In all, they passed through almost 150 different places together, spending days off taking trips to antique markets, where Peddigrew discovered his fascination for old charms and oddities, and, in turn, his current profession.
“It was really a happy accident,” he explains. “Since I was often away for friends’ birthdays, I would make necklaces composed of these found objects.” Recognizing genius when they saw it, his buddies showed their buddies. Requests started pouring in. Peddigrew’s hobby might have stayed a hobby, except that there was also a boy to impress. What, he figured, is more attractive than a business owner? So, he stopped traveling with Wainwright (he still trains him when he’s in town) and turned his hand to original designs, the first of which was an anatomical heart necklace to give to his crush.
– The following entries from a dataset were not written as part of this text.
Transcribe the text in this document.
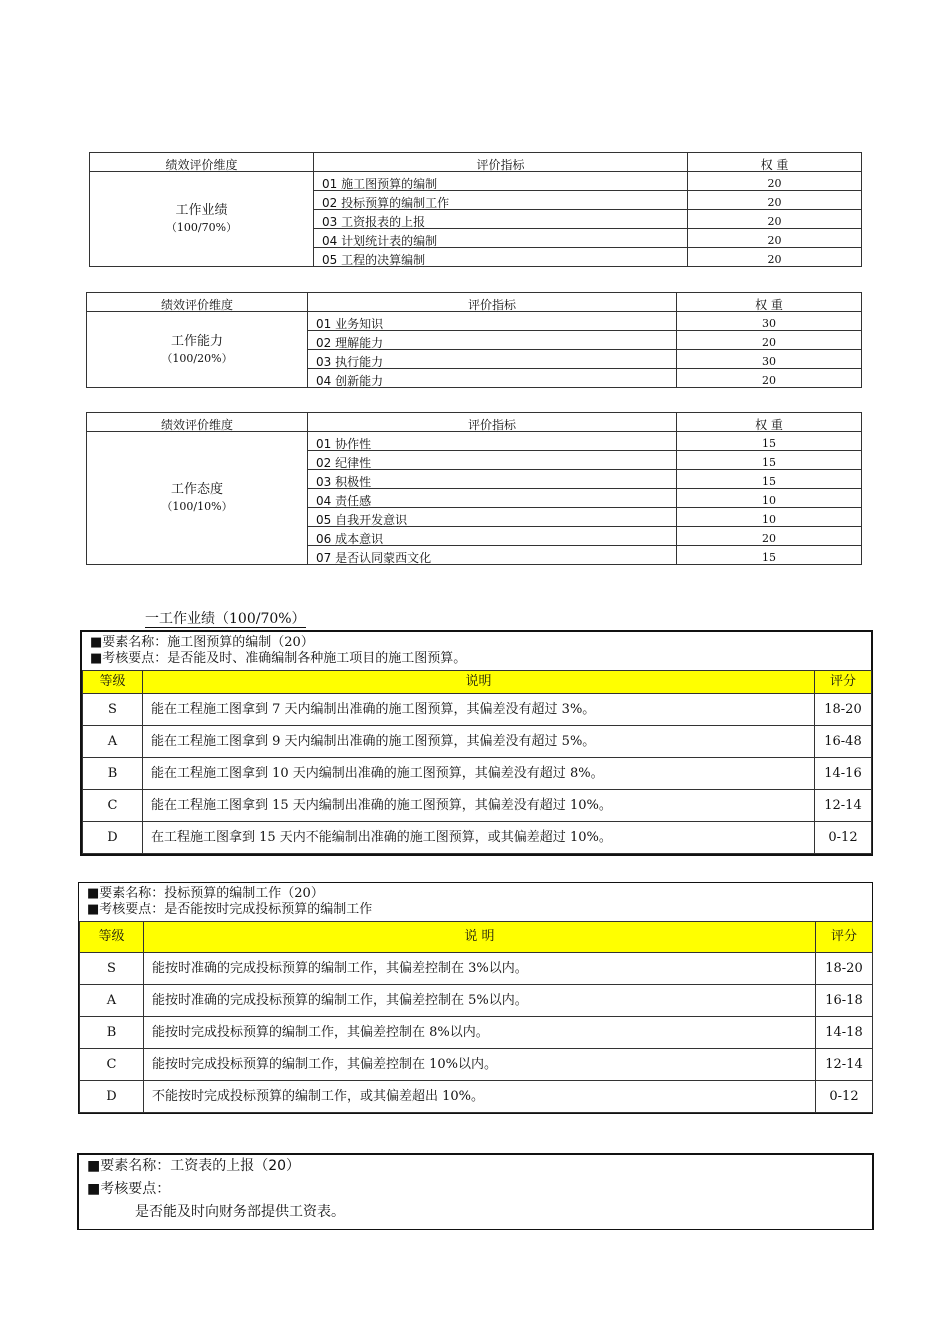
绩效评价维度	评价指标	权 重

工作业绩
（100/70%）	01 施工图预算的编制	20
	02 投标预算的编制工作	20
	03 工资报表的上报	20
	04 计划统计表的编制	20
	05 工程的决算编制	20
绩效评价维度	评价指标	权 重

工作能力
（100/20%）	01 业务知识	30
	02 理解能力	20
	03 执行能力	30
	04 创新能力	20
绩效评价维度	评价指标	权 重

工作态度
（100/10%）	01 协作性	15
	02 纪律性	15
	03 积极性	15
	04 责任感	10
	05 自我开发意识	10
	06 成本意识	20
	07 是否认同蒙西文化	15
一工作业绩（100/70%）
■要素名称：施工图预算的编制（20）
■考核要点：是否能及时、准确编制各种施工项目的施工图预算。
等级	说明	评分
S	能在工程施工图拿到 7 天内编制出准确的施工图预算，其偏差没有超过 3%。	18-20
A	能在工程施工图拿到 9 天内编制出准确的施工图预算，其偏差没有超过 5%。	16-48
B	能在工程施工图拿到 10 天内编制出准确的施工图预算，其偏差没有超过 8%。	14-16
C	能在工程施工图拿到 15 天内编制出准确的施工图预算，其偏差没有超过 10%。	12-14
D	在工程施工图拿到 15 天内不能编制出准确的施工图预算，或其偏差超过 10%。	0-12
■要素名称：投标预算的编制工作（20）
■考核要点：是否能按时完成投标预算的编制工作
等级	说 明	评分
S	能按时准确的完成投标预算的编制工作，其偏差控制在 3%以内。	18-20
A	能按时准确的完成投标预算的编制工作，其偏差控制在 5%以内。	16-18
B	能按时完成投标预算的编制工作，其偏差控制在 8%以内。	14-18
C	能按时完成投标预算的编制工作，其偏差控制在 10%以内。	12-14
D	不能按时完成投标预算的编制工作，或其偏差超出 10%。	0-12
■要素名称：工资表的上报（20）
■考核要点：
是否能及时向财务部提供工资表。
While the boy didn’t last, he did help inspire Cartography’s very first collection “in all the wrong places” (handily beating Rihanna and Calvin Harris to that punch). The range was a modern take on the traditional love locket, centered on the narrative theme of old boyfriends, intense affairs, and one-night stands; each piece, of course, was named after a guy from his past.
Four years and nine collections later (with another on the way), Peddigrew still considers himself a storyteller, a skillset frantically being mined by big brands looking to trick millenials’ bullshit radar. In today’s retail market, authenticity is in. Real stories must be told.
Of those, Peddigrew has plenty, which partly explains how Cartography has stayed so successful. Besides Taylor Swifting prior relationships, influences in his imaginative process include everything from favorite places to family, and, surprise, surprise, music.
“Talk to me like the sea,” a nautically themed range of chains, lapel pins, tie-clips, and cufflinks, took its name from a song by Everything But The Girl, and was created as a homage to the ghostly fishing villages scattered on the rocky coasts of Peddigrew’s childhood island home. The saint medallion necklaces in “Sisters of Mercy” (a Leonard Cohen song title) are all stand-ins for real women in the jeweler’s life and the saintly attributes that have kept his family together. He says his latest offering, “Weapon of Choice,” is “a big hug to the collective of musicians who have kept me company and crafted the soundtrack to my life,” while “Indian Summer,” Peddigrew’s upcoming collection, is based on animals that appeared to him in guided meditations.
So yeah, he has the mass chains beat when it comes to serving up backstory. But now that Cartography has grown, Peddigrew must contend with the ample resources of his rivals when it comes to sourcing materials.
“Bigger brands, like Ralph Lauren, are huge customers of my favorite antique vendors, so my only way to really compete is to be first in line when they remove the blankets from their cases,” he says.
However, when pressured, he will admit his considerable charm (pun intended) has scored him points with them. The owners, at this point, know his tastes and contact him if they find something he might like. “I think they have a soft spot for the underdog.” To be sure, favors also flow because they’re familiar with his customer base—a group of mainly guys (including Ryan Gosling and Bruno Mars) who Peddigrew calls “unaffectedly cool,” and who helped inspire Cartography’s tagline, “Folk N Roll: Badass Wares for the Nostalgic Soul.” After a period of reflection—and, damn, a fruitless scan for Patti Smith—he expands on that definition. “That means whatever you think is cool is cool. Who cares what other people are doing?”